Ever wondered if there was a better way to do things in a hospital?
Ever knew there was a better way and wondered if it was doable?
Check out a dozen little medical facilities around the world that could…and did:
1. Hospitals within hospitals
The 12-bed model at Miami’s Baptist Hospital is ideal for anyone who’s ever feared getting lost in the system. A 24/7 administrator is in charge of every doctor, nurse, and social worker taking care of you. Not only does this person serve as a mini-hospital administrator but their picture and business card are prominently displayed for each patient.
2. Home-cooked food
Imagine a hospital with food so good that locals go there to buy lunch: That’s the case with the home-cooked individually-made entrées served up at the only hospital in the remote Canadian territory of Nunavut. Staff at the 34-bed facility often drive to work in snowmobiles…just another way this facility does things a little differently.
3. A children’s hospital designed by parents
More than 200 parents, medical professionals and community leaders helped create Westchester’s Maria Fareri Children’s Hospital. This “family-centered” facility – which features the world’s largest doll-house, a sports arcade, a performing arts stage and a walk-through aquarium – sees parents as “not visitors but partners with the staff in the care of their children”.
4. Rate this hospital…
Griffin Hospital in Derby, Connecticut plays soothing music and personally welcomes each patient. The psychiatric unit is furnished like someone’s house to eliminate anxiety. What’s more, Griffin is among a small number of hospitals that report quality information and patient satisfaction ratings on its website, via its ‘Performance Indicators’ section.

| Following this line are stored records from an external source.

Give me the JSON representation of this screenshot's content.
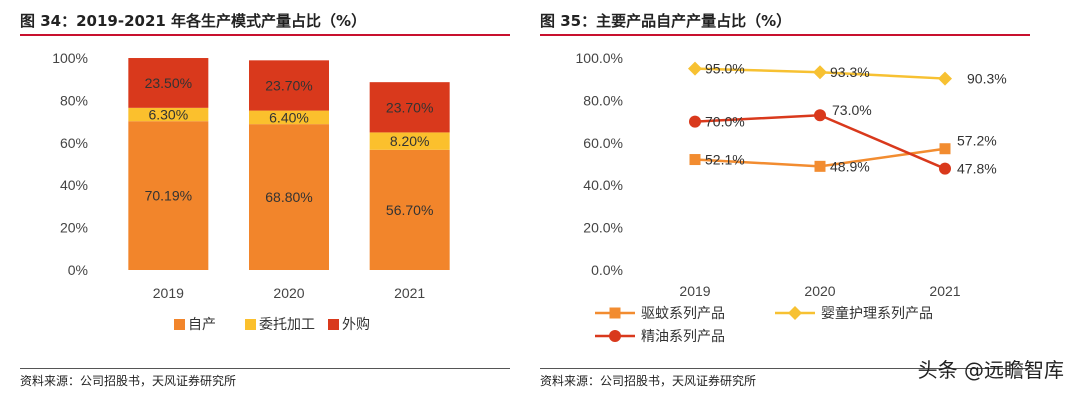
{
  "left": {
    "title": "图 34：2019-2021 年各生产模式产量占比（%）",
    "source": "资料来源：公司招股书，天风证券研究所"
  },
  "right": {
    "title": "图 35：主要产品自产产量占比（%）",
    "source": "资料来源：公司招股书，天风证券研究所"
  },
  "watermark": "头条 @远瞻智库",
  "colors": {
    "orange": "#f2852b",
    "yellow": "#fbc02d",
    "red": "#d9391c",
    "diamond": "#f7c132",
    "line_orange": "#f28c30",
    "line_red": "#d9391c"
  },
  "chart_data": [
    {
      "type": "bar",
      "stacked": true,
      "categories": [
        "2019",
        "2020",
        "2021"
      ],
      "ylim": [
        0,
        100
      ],
      "yticks": [
        "0%",
        "20%",
        "40%",
        "60%",
        "80%",
        "100%"
      ],
      "legend_position": "bottom",
      "series": [
        {
          "name": "自产",
          "values": [
            70.19,
            68.8,
            56.7
          ],
          "labels": [
            "70.19%",
            "68.80%",
            "56.70%"
          ],
          "color": "#f2852b"
        },
        {
          "name": "委托加工",
          "values": [
            6.3,
            6.4,
            8.2
          ],
          "labels": [
            "6.30%",
            "6.40%",
            "8.20%"
          ],
          "color": "#fbc02d"
        },
        {
          "name": "外购",
          "values": [
            23.5,
            23.7,
            23.7
          ],
          "labels": [
            "23.50%",
            "23.70%",
            "23.70%"
          ],
          "color": "#d9391c"
        }
      ]
    },
    {
      "type": "line",
      "categories": [
        "2019",
        "2020",
        "2021"
      ],
      "ylim": [
        0,
        100
      ],
      "yticks": [
        "0.0%",
        "20.0%",
        "40.0%",
        "60.0%",
        "80.0%",
        "100.0%"
      ],
      "legend_position": "bottom",
      "series": [
        {
          "name": "驱蚊系列产品",
          "values": [
            52.1,
            48.9,
            57.2
          ],
          "labels": [
            "52.1%",
            "48.9%",
            "57.2%"
          ],
          "marker": "square",
          "color": "#f28c30"
        },
        {
          "name": "婴童护理系列产品",
          "values": [
            95.0,
            93.3,
            90.3
          ],
          "labels": [
            "95.0%",
            "93.3%",
            "90.3%"
          ],
          "marker": "diamond",
          "color": "#f7c132"
        },
        {
          "name": "精油系列产品",
          "values": [
            70.0,
            73.0,
            47.8
          ],
          "labels": [
            "70.0%",
            "73.0%",
            "47.8%"
          ],
          "marker": "circle",
          "color": "#d9391c"
        }
      ]
    }
  ]
}
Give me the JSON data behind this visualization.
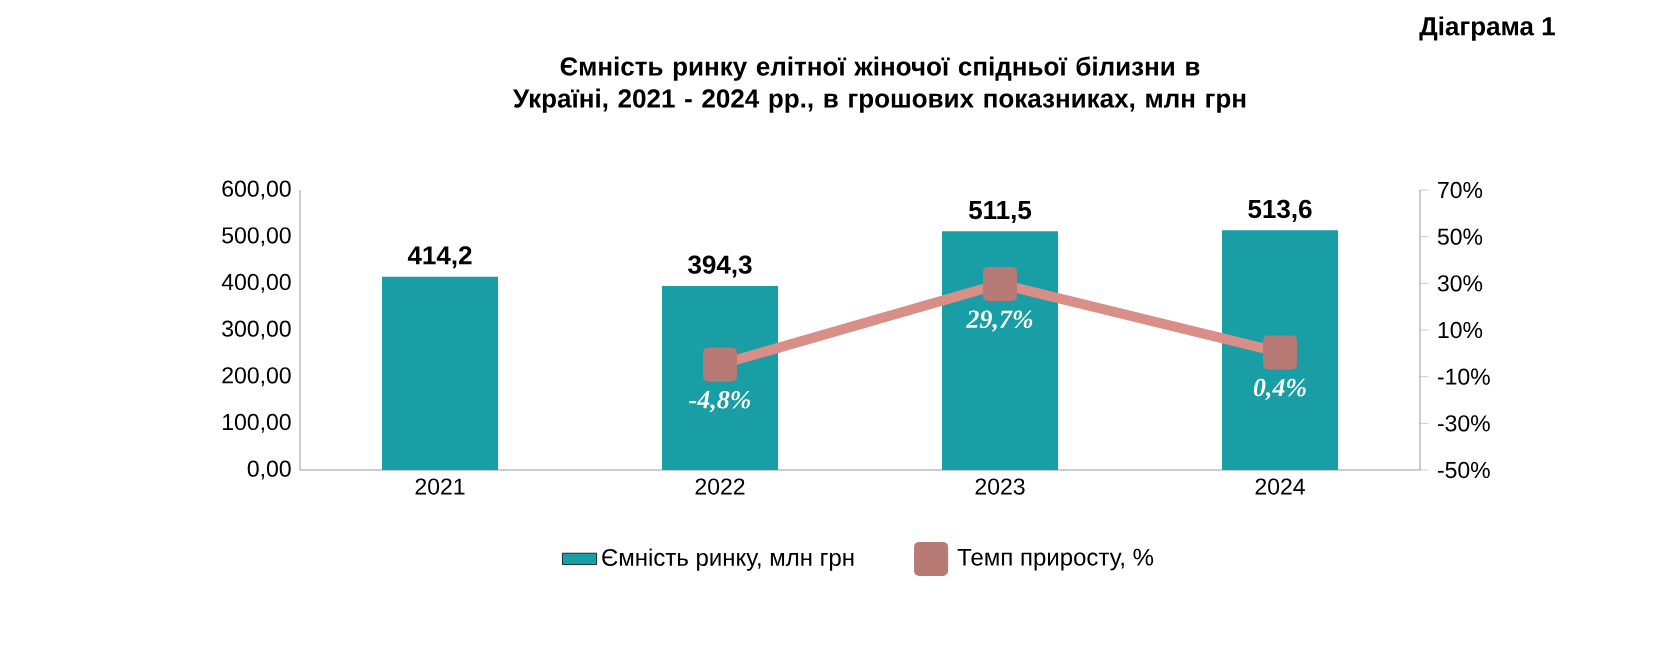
{
  "chart_data": {
    "type": "bar",
    "title": "Ємність ринку елітної жіночої спідньої білизни в Україні, 2021 - 2024 рр., в грошових показниках, млн грн",
    "annotations": [
      "Діаграма 1"
    ],
    "categories": [
      "2021",
      "2022",
      "2023",
      "2024"
    ],
    "series": [
      {
        "name": "Ємність ринку, млн грн",
        "color": "#1a9ea6",
        "values": [
          414.2,
          394.3,
          511.5,
          513.6
        ],
        "value_labels": [
          "414,2",
          "394,3",
          "511,5",
          "513,6"
        ]
      },
      {
        "name": "Темп приросту, %",
        "type": "line",
        "axis": "y2",
        "color": "#d98f88",
        "marker": "square",
        "values": [
          null,
          -4.8,
          29.7,
          0.4
        ],
        "value_labels": [
          null,
          "-4,8%",
          "29,7%",
          "0,4%"
        ]
      }
    ],
    "ylim": [
      0,
      600
    ],
    "yticks": [
      {
        "value": 0,
        "label": "0,00"
      },
      {
        "value": 100,
        "label": "100,00"
      },
      {
        "value": 200,
        "label": "200,00"
      },
      {
        "value": 300,
        "label": "300,00"
      },
      {
        "value": 400,
        "label": "400,00"
      },
      {
        "value": 500,
        "label": "500,00"
      },
      {
        "value": 600,
        "label": "600,00"
      }
    ],
    "y2lim": [
      -50,
      70
    ],
    "y2ticks": [
      {
        "value": -50,
        "label": "-50%"
      },
      {
        "value": -30,
        "label": "-30%"
      },
      {
        "value": -10,
        "label": "-10%"
      },
      {
        "value": 10,
        "label": "10%"
      },
      {
        "value": 30,
        "label": "30%"
      },
      {
        "value": 50,
        "label": "50%"
      },
      {
        "value": 70,
        "label": "70%"
      }
    ],
    "legend": "bottom"
  }
}
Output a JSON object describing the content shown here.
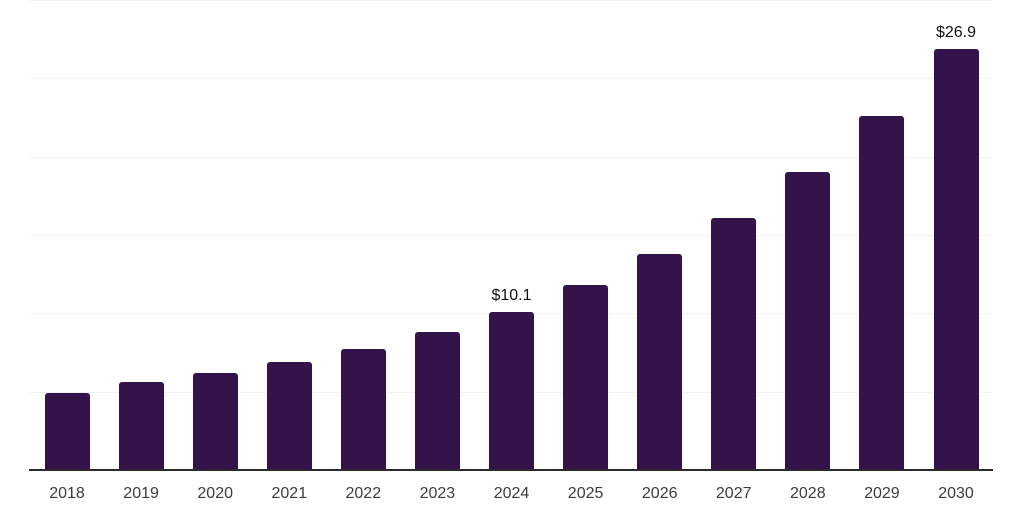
{
  "chart": {
    "background_color": "#ffffff",
    "bar_color": "#331349",
    "grid_color": "#f2f2f2",
    "axis_color": "#2b2b2b",
    "tick_label_color": "#3c3c3c",
    "value_label_color": "#111111"
  },
  "chart_data": {
    "type": "bar",
    "categories": [
      "2018",
      "2019",
      "2020",
      "2021",
      "2022",
      "2023",
      "2024",
      "2025",
      "2026",
      "2027",
      "2028",
      "2029",
      "2030"
    ],
    "values": [
      4.9,
      5.6,
      6.2,
      6.9,
      7.7,
      8.8,
      10.1,
      11.8,
      13.8,
      16.1,
      19.0,
      22.6,
      26.9
    ],
    "labeled_points": [
      {
        "category": "2024",
        "label": "$10.1"
      },
      {
        "category": "2030",
        "label": "$26.9"
      }
    ],
    "title": "",
    "xlabel": "",
    "ylabel": "",
    "ylim": [
      0,
      30
    ],
    "grid_step": 5,
    "grid": "horizontal-only",
    "y_tick_labels_visible": false,
    "legend": "none"
  }
}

5. Free treatment, all from private donations
At Sai hospital in Bangalore, India. World class specialty treatments are carried out with world-class physicians, thanks to one add-on your might not expect: The hospital is run completely through private donations. All treatments – each and every one – are completely free.
6. Can’t pay in cash? Pay in grain..
India’s Shri Krishna Hospital in Gujarat has started accepting grain instead of cash from those without land and other disenfranchised labourers PLUS is has developed its own health insurance set-up for the poor.
7. Floating hospitals for the developing world
Believe it or not, this idea has been in practice for 30 years. Among other things, the vessels acquired by Mercy Ships allow ophthalmic surgeons to perform free, critical eye surgeries: 90% of the world’s blind live in developing nations like the ones visited by these mobile hospitals.
8. ‘Take-out’-style medical treatment
The ‘Hospital at Home’ program is a Johns Hopkins initiative in which eligible older patients in the Baltimore area are taken home by a multidisciplinary team that provides state-of-the-art care. The program targets patients with exacerbation of chronic obstructive pulmonary disease, congestive heart failure, cellulitis, or pneumonia.
9. Putting computers in charge of bed allocation
Hospitals in Brisbane, Australia have started to use a GIS (Geographic Information System-based program called eBeds to deal with the bottleneck of patient allocation and the availability of beds. This could solve one of the biggest problems in many hospitals: knowing when a bed is empty, being remade, or ready for the next patient.
10. Part-time Bubble Boy
The intensive care unit at Rome’s Gemelli Hospital consists of a large rectangular area surrounded by a hallway. One side of the hallway is glass, allowing visitors to talk to patients as long as they like through phones, dramatically decreasing the risk of infection.
11. Taiwan’s Hello Kitty!-themed maternity ward
One person’s ‘bizarre’ is another person’s ‘happy, soothing time’: In Japan, such themed-maternity wards even offer everything from aromatherapy treatments to laser hair removal.
12. Madrid’s paperless hospital
Portable computers, networked diagnostic tools, and pneumatic chutes are all part of a tree-hugger’s dream-come-true at Madrid’s Fuenlabrada Hospital. The paperless facility is the result of years of planning and input by staff, who receive a two week IT course before being allowed to work with the innovative computerized information system.